Throughout this process, if you have a question about how to use TaxBrain or interpret the results, if you want to make a suggestion for making the interface or underlying models better, or if you discover a bug, please join our mailing list and send a message or leave a note for the OSPC team.
Static tax analysis entails computing individuals' tax changes under the assumption that behavior does not change in response to tax policy. Static analyses are useful for understanding the mechanistic effects of tax policy changes, and they form the basis to which behavior is applied for dynamic analyses.
TaxBrain's static modeling capabilities rely on several open source economic models and other packages:
- Tax-Calculator computes federal individual income taxes and Federal Insurance Contribution Act(FICA) taxes for a sample of tax filing units in years beginning with 2013 .
- TaxData creates a microdataset that closely reproduces the multivariate distribution of income, deduction and credit items in 2009, extrapolated through 2026 levels in accordance with Congressional Budget Office forecasts available in spring 2016. It is intended to match similar but confidential data used by the Congressional Joint Committee on Taxation. The underlying dataset must be purchased from the Statistics of Income division of the Internal Revenue Service. Additional information on non-filers is taken from the March 2013 Current Population Survey.
- DropQ implements a disclosure avoidance algorithm initially proposed by the U.S. Census Bureau to protect confidential data from differencing attacks. The code is undergoing security review before it is open sourced.
- TaxBrain itself is an open source project. The underlying models are deployed to TaxBrain using conda, a free and open source package management system supported by Continuum Analytics
Transparency and Replicability
In addition to relying on open source models, we are devoted to making it easy for reviewers to understand the models even if they can't understand the source code or don't have access to the underlying data. Toward that end we produce several additional reports to enhance transparency, peer review, collaboration and a scientific advancement.

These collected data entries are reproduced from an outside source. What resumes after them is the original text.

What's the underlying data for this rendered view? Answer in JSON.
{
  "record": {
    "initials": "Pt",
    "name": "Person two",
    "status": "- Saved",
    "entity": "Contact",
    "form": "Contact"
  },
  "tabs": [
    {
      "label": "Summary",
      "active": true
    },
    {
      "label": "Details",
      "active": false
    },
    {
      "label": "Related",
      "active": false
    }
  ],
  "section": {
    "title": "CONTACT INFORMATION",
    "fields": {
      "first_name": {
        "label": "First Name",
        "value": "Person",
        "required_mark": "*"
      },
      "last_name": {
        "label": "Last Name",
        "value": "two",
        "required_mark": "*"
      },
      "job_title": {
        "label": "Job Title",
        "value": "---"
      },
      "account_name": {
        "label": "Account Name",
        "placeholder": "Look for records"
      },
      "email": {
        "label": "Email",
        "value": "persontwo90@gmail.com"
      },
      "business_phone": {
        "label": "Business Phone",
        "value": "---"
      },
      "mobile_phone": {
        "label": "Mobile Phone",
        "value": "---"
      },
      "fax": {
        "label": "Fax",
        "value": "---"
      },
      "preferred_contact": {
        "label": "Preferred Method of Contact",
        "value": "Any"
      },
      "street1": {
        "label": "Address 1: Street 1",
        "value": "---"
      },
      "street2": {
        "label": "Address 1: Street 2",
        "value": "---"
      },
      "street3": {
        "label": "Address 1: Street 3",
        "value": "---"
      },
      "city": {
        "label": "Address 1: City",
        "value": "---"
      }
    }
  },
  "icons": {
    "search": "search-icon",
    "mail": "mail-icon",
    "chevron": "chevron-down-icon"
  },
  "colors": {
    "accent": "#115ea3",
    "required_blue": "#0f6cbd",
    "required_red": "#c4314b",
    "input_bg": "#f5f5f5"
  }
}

Note that these reports currently rely on the latest versions of tax-calculator and TaxData, which might not correspond perfectly to TaxBrain.
- Federal income tax and FICA liability deltas for example reforms
- Dummy datasets and associated Tax-Calculator results (Coming soon)
- Basic summary statistics for variables used in Tax-Calculator and major intermediate results (2013-2026) Currently only weighted mean is available, more statistics will be added shortly.
- Correlation matrix for the same set of variables 2016 available now, other years coming soon.
- Extrapolation related:
Aggregate and distributional targets
- Equations and coefficients for imputations (Coming soon)
The Python code that performs the tax calculations has been validated in a number of ways. First, Tax-Calculator results for a number of tax filing units have been compared to hand calculations performed using IRS tax forms. Second, Tax-Calculator results for a large sample of tax filing units have been compared to results for the same sample generated by a detailed SAS program developed by Dan Feenberg and Ina Shapiro of NBER. Third, a subset of input variables has been used to compare the results of Tax-Calculator to Internet TAXSIM as well as against the Policy Simulation Group's PENSIM tax module
Bugs aside, the static modelingresults from TaxBrain might differ in comparison to those produced by Congress or the Administration for other reasons. Modeling requires many assumptions, and neither Congress nor the executive branch publicize all of their assumptions. For example, the distribution of wages in TaxData is assumed to stay the same in real terms for all years after the last year we have available data (2013). We know that Congress assumes this distribution changes over time, but it doesn't publish by how much. These assumptions are all flexible in TaxData, so please conduct sensitivity analyses. Other assumptions can be made flexible in TaxBrain based on user requests.
Core Maintainers (static modeling):
*These members have "write access" to one or both of the core static modeling repositories, Tax-Calculator and TaxData, and work as a team to determine which open source contributions are accepted.
Proper use of ospc.org tools and description of that use is ultimately your responsibility. If you plan on publishing your results, it is recommended that you confirm with the community that you are using the tools properly and interpreting the results correctly before you publish them.
Results will change as the underlying models improve. A fundamental reason for adopting open source methods in this project is to let people from all backgrounds contribute to the models that our society uses to assess economic policy; when community-contributed improvements are incorporated, the models will produce different results.
Neither the Open Source Policy Center nor the American Enterprise Institute maintain institutional positions, and the results from models accessible via the ospc.org interfaces should not be attributed to OSPC or AEI.